Hace siete años, llegue a la ciudad portuaria de Dalian, no imagine el contraste y dimensión del desarrollo comercial que experimentaba Cantón, moderno centro logístico que recibe constantemente empresarios de todo el mundo, con casi 100 millones de habitantes, ofrece oportunidades a quienes estén dispuestos a participar de su crecimiento económico. En mi experiencia profesional en Cantón, escenario de las ferias comerciales más grandes del mundo, conocí una veintena de empresas que asesoran a compradores latinoamericanos, para mi sorpresa dos de ellas, All China y DYS operadas por un grupo de expertos panameños que se atrevieron a emprender su sueño chino.  

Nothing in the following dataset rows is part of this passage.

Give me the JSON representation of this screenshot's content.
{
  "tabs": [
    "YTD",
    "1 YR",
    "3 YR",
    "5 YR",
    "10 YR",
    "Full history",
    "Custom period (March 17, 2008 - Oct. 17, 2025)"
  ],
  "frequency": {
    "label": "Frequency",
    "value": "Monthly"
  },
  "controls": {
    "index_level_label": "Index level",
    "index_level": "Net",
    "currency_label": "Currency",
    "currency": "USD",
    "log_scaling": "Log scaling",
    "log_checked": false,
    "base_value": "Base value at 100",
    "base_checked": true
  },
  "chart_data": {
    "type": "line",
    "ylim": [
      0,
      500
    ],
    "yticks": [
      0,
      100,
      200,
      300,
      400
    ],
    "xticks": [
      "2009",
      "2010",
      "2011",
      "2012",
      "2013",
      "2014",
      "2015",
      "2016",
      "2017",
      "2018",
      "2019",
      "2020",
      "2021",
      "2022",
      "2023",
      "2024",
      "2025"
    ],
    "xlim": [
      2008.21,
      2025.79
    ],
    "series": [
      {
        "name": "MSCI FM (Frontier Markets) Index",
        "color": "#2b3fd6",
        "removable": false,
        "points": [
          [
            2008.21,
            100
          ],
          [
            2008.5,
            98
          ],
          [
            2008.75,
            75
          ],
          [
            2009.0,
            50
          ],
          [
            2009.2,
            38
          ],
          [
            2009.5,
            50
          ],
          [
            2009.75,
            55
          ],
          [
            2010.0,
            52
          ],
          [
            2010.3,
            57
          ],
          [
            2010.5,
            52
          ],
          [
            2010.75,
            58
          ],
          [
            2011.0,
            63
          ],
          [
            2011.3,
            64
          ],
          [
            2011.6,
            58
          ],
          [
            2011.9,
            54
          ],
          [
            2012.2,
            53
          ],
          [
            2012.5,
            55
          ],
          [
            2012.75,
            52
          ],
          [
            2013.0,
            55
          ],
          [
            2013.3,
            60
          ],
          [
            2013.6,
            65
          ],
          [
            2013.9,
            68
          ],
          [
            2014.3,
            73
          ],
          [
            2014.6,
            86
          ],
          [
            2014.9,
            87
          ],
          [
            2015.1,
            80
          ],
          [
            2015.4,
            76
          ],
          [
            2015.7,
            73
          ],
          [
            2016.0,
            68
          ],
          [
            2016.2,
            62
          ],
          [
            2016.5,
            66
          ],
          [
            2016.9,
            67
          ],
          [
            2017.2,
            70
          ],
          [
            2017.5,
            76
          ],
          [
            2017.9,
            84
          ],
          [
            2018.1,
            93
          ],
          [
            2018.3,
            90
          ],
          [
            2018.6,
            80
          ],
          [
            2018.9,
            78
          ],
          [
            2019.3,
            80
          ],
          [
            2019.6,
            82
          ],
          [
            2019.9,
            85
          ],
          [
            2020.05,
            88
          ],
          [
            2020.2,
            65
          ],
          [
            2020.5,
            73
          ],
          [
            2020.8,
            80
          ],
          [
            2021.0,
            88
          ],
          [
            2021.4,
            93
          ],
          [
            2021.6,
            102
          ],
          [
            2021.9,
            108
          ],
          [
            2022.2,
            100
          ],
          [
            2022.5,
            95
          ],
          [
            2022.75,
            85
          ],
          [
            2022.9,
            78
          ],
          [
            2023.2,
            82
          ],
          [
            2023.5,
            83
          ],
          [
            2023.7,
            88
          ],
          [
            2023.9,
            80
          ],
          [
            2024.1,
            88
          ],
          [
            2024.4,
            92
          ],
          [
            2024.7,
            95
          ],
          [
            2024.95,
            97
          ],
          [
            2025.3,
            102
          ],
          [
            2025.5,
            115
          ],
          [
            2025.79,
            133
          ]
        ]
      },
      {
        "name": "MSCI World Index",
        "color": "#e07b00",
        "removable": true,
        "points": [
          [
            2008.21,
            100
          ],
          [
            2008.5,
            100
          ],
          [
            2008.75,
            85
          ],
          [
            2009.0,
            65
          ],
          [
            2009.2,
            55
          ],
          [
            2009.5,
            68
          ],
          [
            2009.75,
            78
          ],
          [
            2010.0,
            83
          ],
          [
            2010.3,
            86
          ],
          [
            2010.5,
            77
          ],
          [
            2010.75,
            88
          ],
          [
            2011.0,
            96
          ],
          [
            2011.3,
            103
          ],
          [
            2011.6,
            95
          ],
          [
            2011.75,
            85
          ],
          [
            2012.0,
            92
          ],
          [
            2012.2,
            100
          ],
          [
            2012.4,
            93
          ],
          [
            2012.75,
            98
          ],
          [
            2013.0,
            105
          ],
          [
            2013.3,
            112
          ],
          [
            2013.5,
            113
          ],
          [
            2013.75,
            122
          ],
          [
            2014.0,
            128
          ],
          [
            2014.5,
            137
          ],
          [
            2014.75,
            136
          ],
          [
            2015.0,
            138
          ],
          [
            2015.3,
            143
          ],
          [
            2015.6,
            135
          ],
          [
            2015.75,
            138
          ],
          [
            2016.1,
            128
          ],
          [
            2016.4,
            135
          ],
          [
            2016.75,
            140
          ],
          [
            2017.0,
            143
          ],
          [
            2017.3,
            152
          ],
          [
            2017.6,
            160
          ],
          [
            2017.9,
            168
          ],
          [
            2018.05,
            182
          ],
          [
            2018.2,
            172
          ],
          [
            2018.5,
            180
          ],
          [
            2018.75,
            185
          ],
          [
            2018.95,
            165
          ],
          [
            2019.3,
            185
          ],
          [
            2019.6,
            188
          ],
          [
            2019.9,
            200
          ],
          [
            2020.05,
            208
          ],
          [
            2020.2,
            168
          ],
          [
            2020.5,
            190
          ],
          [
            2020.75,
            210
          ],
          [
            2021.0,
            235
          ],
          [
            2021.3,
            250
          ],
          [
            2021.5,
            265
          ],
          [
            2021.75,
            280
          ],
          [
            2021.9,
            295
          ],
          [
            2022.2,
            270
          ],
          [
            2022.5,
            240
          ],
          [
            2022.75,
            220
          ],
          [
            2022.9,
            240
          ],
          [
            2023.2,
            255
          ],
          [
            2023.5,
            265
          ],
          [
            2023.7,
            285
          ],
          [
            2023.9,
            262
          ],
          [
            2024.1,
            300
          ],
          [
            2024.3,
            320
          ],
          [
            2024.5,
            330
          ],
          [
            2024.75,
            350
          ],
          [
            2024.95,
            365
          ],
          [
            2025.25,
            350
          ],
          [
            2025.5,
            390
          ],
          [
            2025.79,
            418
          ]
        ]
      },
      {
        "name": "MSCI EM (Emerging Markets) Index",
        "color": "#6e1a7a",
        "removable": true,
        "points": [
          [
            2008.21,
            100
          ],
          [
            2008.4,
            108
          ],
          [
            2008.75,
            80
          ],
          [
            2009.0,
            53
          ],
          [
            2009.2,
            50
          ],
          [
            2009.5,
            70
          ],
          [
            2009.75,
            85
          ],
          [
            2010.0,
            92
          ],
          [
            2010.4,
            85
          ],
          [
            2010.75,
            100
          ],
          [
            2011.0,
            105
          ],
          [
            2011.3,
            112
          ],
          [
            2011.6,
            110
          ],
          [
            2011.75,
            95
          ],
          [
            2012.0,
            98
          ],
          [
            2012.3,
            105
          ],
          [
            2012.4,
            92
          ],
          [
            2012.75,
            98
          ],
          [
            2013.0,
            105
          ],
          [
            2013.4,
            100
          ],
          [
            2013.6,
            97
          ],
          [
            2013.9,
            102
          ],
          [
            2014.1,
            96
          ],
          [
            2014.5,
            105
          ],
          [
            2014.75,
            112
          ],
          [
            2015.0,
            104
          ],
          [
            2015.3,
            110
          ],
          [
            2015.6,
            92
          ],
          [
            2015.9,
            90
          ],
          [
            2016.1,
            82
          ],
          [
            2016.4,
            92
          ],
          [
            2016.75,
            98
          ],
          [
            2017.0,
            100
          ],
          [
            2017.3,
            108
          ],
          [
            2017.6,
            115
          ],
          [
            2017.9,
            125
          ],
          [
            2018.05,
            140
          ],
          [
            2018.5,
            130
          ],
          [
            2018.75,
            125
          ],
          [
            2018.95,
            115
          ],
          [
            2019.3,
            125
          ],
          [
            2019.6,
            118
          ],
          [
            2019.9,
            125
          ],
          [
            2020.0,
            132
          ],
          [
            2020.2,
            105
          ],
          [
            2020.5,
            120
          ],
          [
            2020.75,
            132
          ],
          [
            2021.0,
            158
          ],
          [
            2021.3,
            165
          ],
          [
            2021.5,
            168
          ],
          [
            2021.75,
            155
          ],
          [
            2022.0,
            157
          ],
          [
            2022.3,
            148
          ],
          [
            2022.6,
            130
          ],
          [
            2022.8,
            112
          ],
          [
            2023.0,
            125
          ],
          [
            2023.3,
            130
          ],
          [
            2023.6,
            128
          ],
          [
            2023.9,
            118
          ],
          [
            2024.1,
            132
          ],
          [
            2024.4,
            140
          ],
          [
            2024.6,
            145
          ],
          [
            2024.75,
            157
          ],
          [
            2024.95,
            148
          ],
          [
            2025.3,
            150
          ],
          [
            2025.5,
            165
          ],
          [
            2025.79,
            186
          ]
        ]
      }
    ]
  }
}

El comerciante dispuesto a insertarse en este lejano y atractivo mercado puede apoyarse en agentes comerciales que asesoren y cuiden con celo sus intereses. Estos aliados estratégicos, como pez en el agua, conocen el medio y el temperamento chino para hacer negocios y adquirir productos de calidad a precios competitivos, atrás quedaron los tiempos en que la información era monopolizada por revendedores de la Zona Libre, así como las compras de productos re facturados en Estados Unidos o Taiwán sinónimos de calidad, que al final provienen de China.

Con un competitivo mercado cada vez más feroz, el principio de credibilidad es fundamental, lo primero es el cliente, la calidad relativa un precio competitivo, confianza y la eficiencia en el tiempo de entrega. Por tanto, importar desde China es mas fácil fuera del andamiaje burocrático de Zona Libre gracias a experimentados panameños asentados en Cantón que desde hace más de 10 años forman parte del Trade Alliance, una alianza estratégica de empresas latinas con personal calificado en orientación comercial en toda Asia.

Orgullosamente se cuenta con empresas panameñas en China que demuestran que es posible ser exitosos en estas latitudes. La  disciplina de trabajo abre horizontes y oportunidades, su experiencia demuestra que las distancias geográficas y las barreras idiomáticas no son obstáculos para realizar actividades mercantiles prósperas y exitosas en el Imperio Celeste. Indudablemente el dragón ha despertado, dominando el entorno comercial mundial, representando ser el mejor socio en los negocios para el audaz comerciante panameño, que busca mantenerse en la vanguardia.